A negligência e o abuso físico foram muito frequentes no grupo de risco. A alta incidência de negligência também foi evidenciada a partir das correlações realizadas, o que

mostrou uma associação entre os índices de estilo materno negativos e os altos níveis de negligência. Importante lembrar que as consequências da negligência e do abuso físico são extremamente prejudiciais ao desenvolvimento da autoestima e das habilidades sociais do jovem (GOMIDE, 2003, 2004).

A negligência pode transmitir ao filho a sensação de não ser amado, de não ser importante, o que fica evidente quando a mãe não reforça os comportamentos do filho. Um ambiente assim tem como característica o excesso de punição negativa, o que transforma a relação entre mães e filhos, pois ocorre uma retirada dos reforçadores contingentes. A indiferença transmitida pela negligência é prejudicial ao desenvolvimento do adolescente, já que não reforça os comportamentos positivos emitidos pelo filho, o que consequentemente prejudica a promoção de autoestima do mesmo. A negligência está associada, por isso, a problemas de comportamento, como a agressividade e a depressão (GOMIDE, 2004).

O abuso físico pode estimular o filho a manifestar tanto comportamentos agressivos quanto passivos, já que as ações violentas não estimulam o repertório de habilidades sociais do adolescente e não transmitem afeto. Segundo Sidman (2001), as ações parentais coercitivas podem gerar o mesmo tipo de reação; portanto, para o autor, coerção gera coerção.

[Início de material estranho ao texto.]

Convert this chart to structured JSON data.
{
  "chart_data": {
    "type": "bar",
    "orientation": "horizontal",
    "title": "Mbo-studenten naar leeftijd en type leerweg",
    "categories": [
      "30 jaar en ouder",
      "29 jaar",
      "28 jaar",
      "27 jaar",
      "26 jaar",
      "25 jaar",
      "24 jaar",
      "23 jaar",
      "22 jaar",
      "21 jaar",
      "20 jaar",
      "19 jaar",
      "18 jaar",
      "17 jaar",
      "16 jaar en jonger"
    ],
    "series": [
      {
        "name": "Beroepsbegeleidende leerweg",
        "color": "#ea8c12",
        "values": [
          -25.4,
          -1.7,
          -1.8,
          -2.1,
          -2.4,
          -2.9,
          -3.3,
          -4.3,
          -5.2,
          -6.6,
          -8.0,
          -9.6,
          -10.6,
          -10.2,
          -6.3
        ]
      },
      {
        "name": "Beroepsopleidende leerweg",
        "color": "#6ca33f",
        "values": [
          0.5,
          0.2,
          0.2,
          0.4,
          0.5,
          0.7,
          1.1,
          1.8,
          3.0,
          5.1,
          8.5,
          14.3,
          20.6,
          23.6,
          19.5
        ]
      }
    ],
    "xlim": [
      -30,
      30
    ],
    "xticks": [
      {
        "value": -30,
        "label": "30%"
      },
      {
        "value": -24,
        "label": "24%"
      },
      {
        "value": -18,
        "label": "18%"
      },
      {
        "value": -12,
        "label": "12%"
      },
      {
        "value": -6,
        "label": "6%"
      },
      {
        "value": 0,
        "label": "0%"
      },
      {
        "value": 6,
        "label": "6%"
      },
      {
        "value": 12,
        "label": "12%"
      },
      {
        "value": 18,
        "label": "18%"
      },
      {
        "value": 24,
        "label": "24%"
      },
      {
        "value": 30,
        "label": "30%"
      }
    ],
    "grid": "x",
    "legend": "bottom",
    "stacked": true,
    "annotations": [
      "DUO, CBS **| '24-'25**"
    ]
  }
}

As correlações obtidas com o IEP no grupo de mães de não risco apontaram para uma coerência maior das práticas utilizadas, como, por exemplo, quando as mães utilizaram o comportamento moral, não aplicaram a monitoria negativa nem a disciplina relaxada com seus filhos. Evidenciou-se também uma maior estabilidade no comportamento materno do grupo de não risco que, apesar de ter utilizado algumas práticas negativas, o fez com pouca frequência e apresentou a predominância das práticas educativas positivas, estimuladoras do repertório habilidoso dos filhos.